You'll enjoy Sorrento, the Amalfi coastline, Capri. Having family there to show you around will be priceless!

Jim


----------



## Rose Pink (Jun 4, 2012)

Thank you, everyone.  So many choices!  So little time (and money and energy and stamina  ). 

The main event will just be seeing my family, especially my granddaugher.  I miss that little girl.  We skyped with my son and DGD a week or so ago.  She told me that she was in Italy and her things were in Italy and aske if I was coming to Italy today?  

I am aware of the X-rated Pompeii stuff. Some of it was displayed in the exhibit we saw in Boston.  I don't feel the need to see more of it.  I do want to see the city, though.  Get a feel for the size of it and so on.

I am looking forward to this trip.  DH managed to snag first class tix with his FF miles.  We will have to overnight at DeGaulle airport or nearby.  I should check out if there is anything to do for the brief time we are there.


----------



## lvhmbh (Jun 5, 2012)

I was told that, if you only had a chance to go to one, you should go to Herculaneum rather than Pompeii.  Sounds to me like you'll have time for both!  Lucky you!  Capri, Amalfi coast - train to Rome and maybe an overnight if you have time. Sorrento, etc.


----------



## Margariet (Jun 5, 2012)

Rose Pink said:


> Thank you, everyone.  So many choices!  So little time (and money and energy and stamina  ).
> 
> The main event will just be seeing my family, especially my granddaugher.  I miss that little girl.  We skyped with my son and DGD a week or so ago.  She told me that she was in Italy and her things were in Italy and aske if I was coming to Italy today?
> 
> ...



Enjoy the main event: your granddaughter! That means eating gelati which was my favorite pastime in Italy with my grandmother when I was a child!


----------



## Rose Pink (Jun 5, 2012)

Margariet said:


> Enjoy the main event: your granddaughter! That means eating gelati which was my favorite pastime in Italy with my grandmother when I was a child!


Oh, yes!  Looking forward to the food.
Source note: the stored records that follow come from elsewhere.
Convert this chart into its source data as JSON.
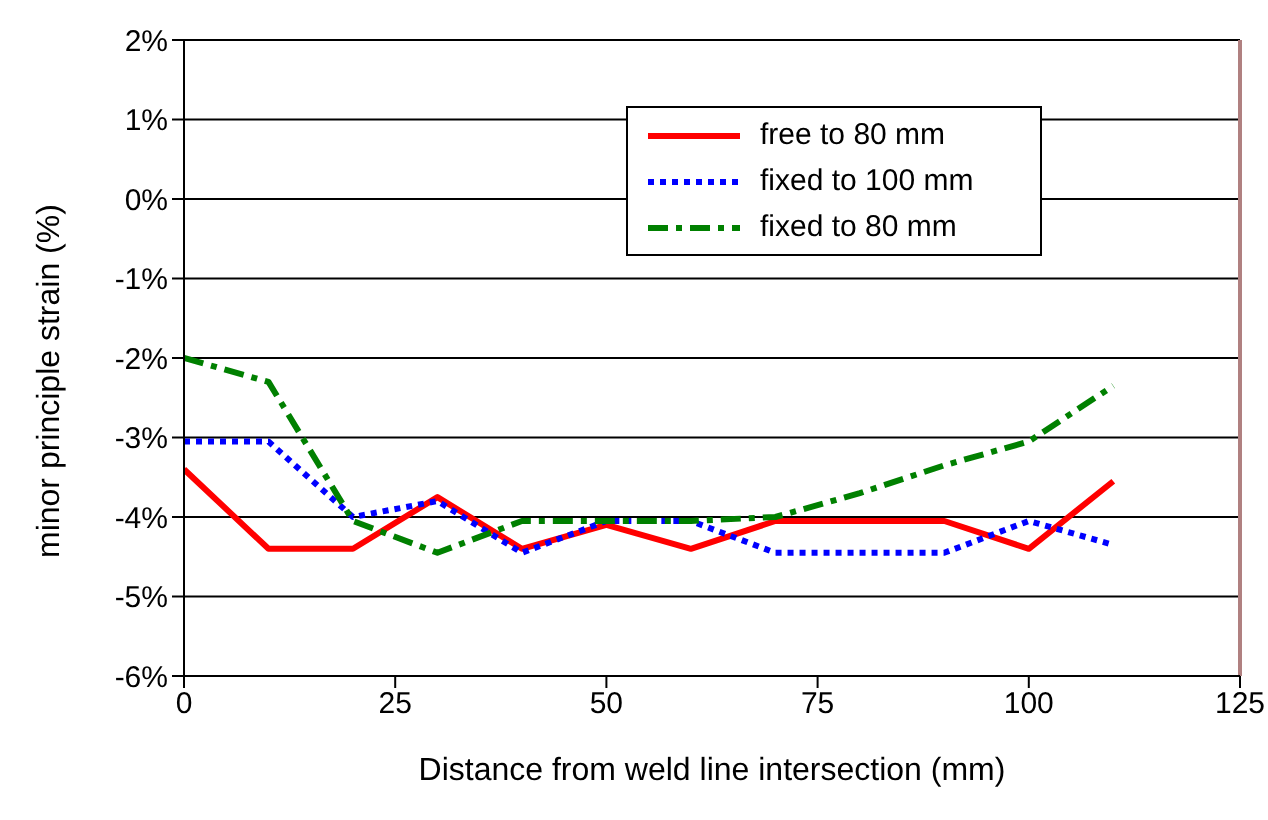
{
  "chart_data": {
    "type": "line",
    "xlabel": "Distance from weld line intersection (mm)",
    "ylabel": "minor principle strain (%)",
    "x": [
      0,
      10,
      20,
      30,
      40,
      50,
      60,
      70,
      80,
      90,
      100,
      110
    ],
    "series": [
      {
        "name": "free to 80 mm",
        "color": "#ff0000",
        "line_style": "solid",
        "values": [
          -3.4,
          -4.4,
          -4.4,
          -3.75,
          -4.4,
          -4.1,
          -4.4,
          -4.05,
          -4.05,
          -4.05,
          -4.4,
          -3.55
        ]
      },
      {
        "name": "fixed to 100 mm",
        "color": "#0000ff",
        "line_style": "dotted",
        "values": [
          -3.05,
          -3.05,
          -4.0,
          -3.8,
          -4.45,
          -4.05,
          -4.05,
          -4.45,
          -4.45,
          -4.45,
          -4.05,
          -4.35
        ]
      },
      {
        "name": "fixed to 80 mm",
        "color": "#008000",
        "line_style": "dashed",
        "values": [
          -2.0,
          -2.3,
          -4.05,
          -4.45,
          -4.05,
          -4.05,
          -4.05,
          -4.0,
          -3.7,
          -3.35,
          -3.05,
          -2.35
        ]
      }
    ],
    "xlim": [
      0,
      125
    ],
    "xticks": [
      0,
      25,
      50,
      75,
      100,
      125
    ],
    "ylim": [
      -6,
      2
    ],
    "yticks": [
      {
        "value": -6,
        "label": "-6%"
      },
      {
        "value": -5,
        "label": "-5%"
      },
      {
        "value": -4,
        "label": "-4%"
      },
      {
        "value": -3,
        "label": "-3%"
      },
      {
        "value": -2,
        "label": "-2%"
      },
      {
        "value": -1,
        "label": "-1%"
      },
      {
        "value": 0,
        "label": "0%"
      },
      {
        "value": 1,
        "label": "1%"
      },
      {
        "value": 2,
        "label": "2%"
      }
    ],
    "grid": "y",
    "legend": "top right",
    "marker": "none"
  }
}
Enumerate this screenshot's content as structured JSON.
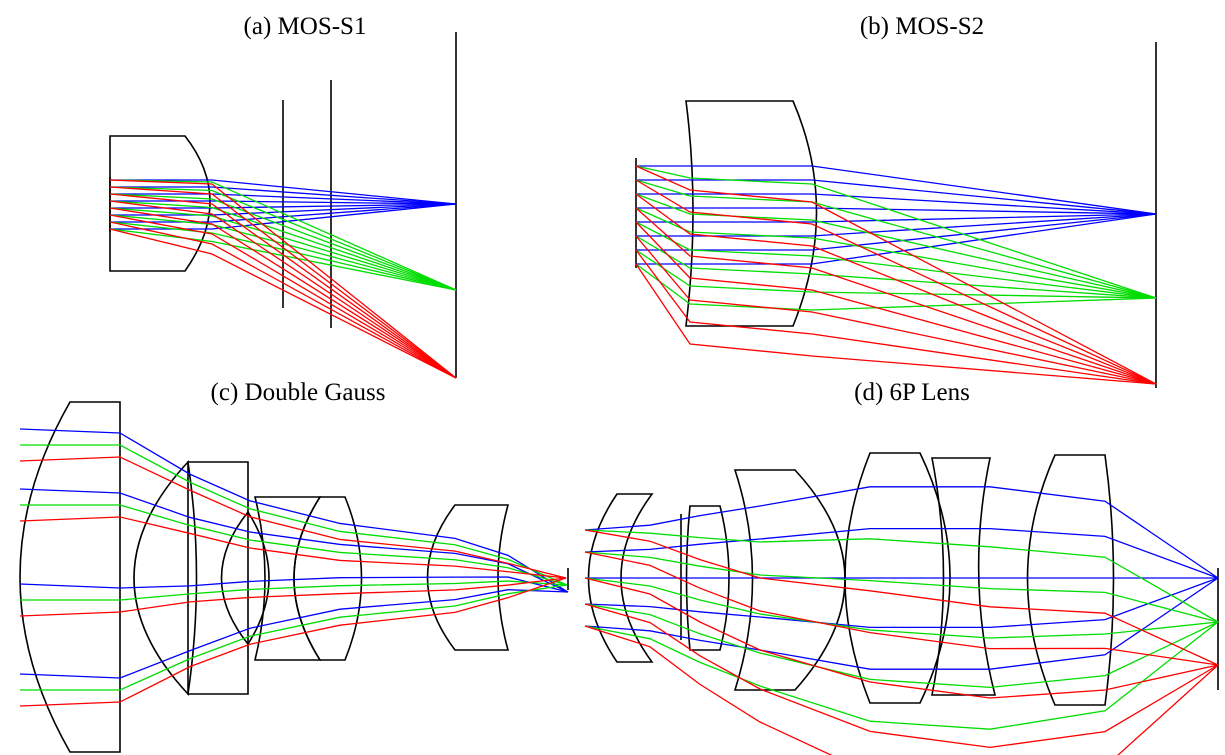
{
  "figure": {
    "panels": [
      {
        "id": "a",
        "title": "(a) MOS-S1"
      },
      {
        "id": "b",
        "title": "(b) MOS-S2"
      },
      {
        "id": "c",
        "title": "(c) Double Gauss"
      },
      {
        "id": "d",
        "title": "(d) 6P Lens"
      }
    ]
  },
  "colors": {
    "outline": "#000000",
    "ray_field_0": "#0000ff",
    "ray_field_1": "#00dd00",
    "ray_field_2": "#ff0000"
  }
}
DS says it is wonderful.  I love gelato and anything that resembles ice cream.


----------



## clatraek (Aug 28, 2012)

Rose Pink said:


> DH and I will be going to Naples sometime next spring to visit our son and his family.  I don't even know where to start to plan sightseeing.  Our DIL said they just did a USO sponsored tour of the Vatican for much less than the prices I've seen on the Internet for other tour groups.  Hopefully, that will be an option for us when we go.



Hi Rose Pink
I’ve been in Italy several times but for the first time in Naples area I suggest to take a trip with a touring service avoiding the off limits zones. I get a private tour with Rudy’s touring service in Naples I drive with franco, a very kind person it seems to travel with a friend  and he’s a great knowledge of the place. The Amalfi coast is awesome!!! Don’t miss it and if you ask to franco something typical to eat he drives you to some typical restaurants!! If you want you can book even tours in Rome and the Vatican museum and in Tuscany. Have a look to his web site and to his tripadivisor too.        
Let me know how is going on.


----------



## radmoo (Aug 28, 2012)

Rose Pink said:


> Thanks, Talent!  When I google so much comes up and I need help narrowing it down.  That website is helpful in doing that.
> 
> Does anyone know if going to Alberobello to see the Trulli is doable in a short time frame?  What about Cinque Terre?  I know that is farther up the coast but maybe we could go by train?
> 
> I am probably trying to do way too much but I don't know if I'll ever get back to Italy again.



Haven't visited Cinque Terre but Amalfi Coast is AMAZING!!  You could go from Sorrento to Salerno and up to Ravello.  As much as I drive anywhere, we opted for no car and hired a driver for the day.   We stayed at b&b halfway between Amalfi and Ravello and took public bus or walked everywhere


----------



## pwrshift (Aug 28, 2012)

Naples has more to offer than most people realize.  I suggest you go to iTunes and look for audio podcasts on Rick Steve's Italy...they are free downloads.

This is a beautiful and very historic part of Italy that shouldn't be missed.  You'll love it...and the Lemoncello!  If you want a tour guide to drive you around the coast (don't drive yourself) look up Driveamalfi.com and request the driver Salvatore who speaks English (there's another one who doesn't).  Enjoy.

Brian


----------



## Picker57 (Sep 7, 2012)

*Pickpockets*

Be really - really - really careful going through the train station in Naples. There are some extremely skilled pickpockets operating there. 

          -----------Zach, aka "walletless one"


----------



## Rose Pink (Sep 7, 2012)

Thanks for all the tips.  We won't be going for a few months and I feel so overwhelmed trying to decide what all to do.


----------



## x3 skier (Sep 8, 2012)

If you overnight at CDG, it's easy to get to downtown Paris. Take the RER and depending on your time, either have a drink at a sidewalk cafe or just wander around the area of the Louvre or take a Batobus along the Seine. 

Cheers


----------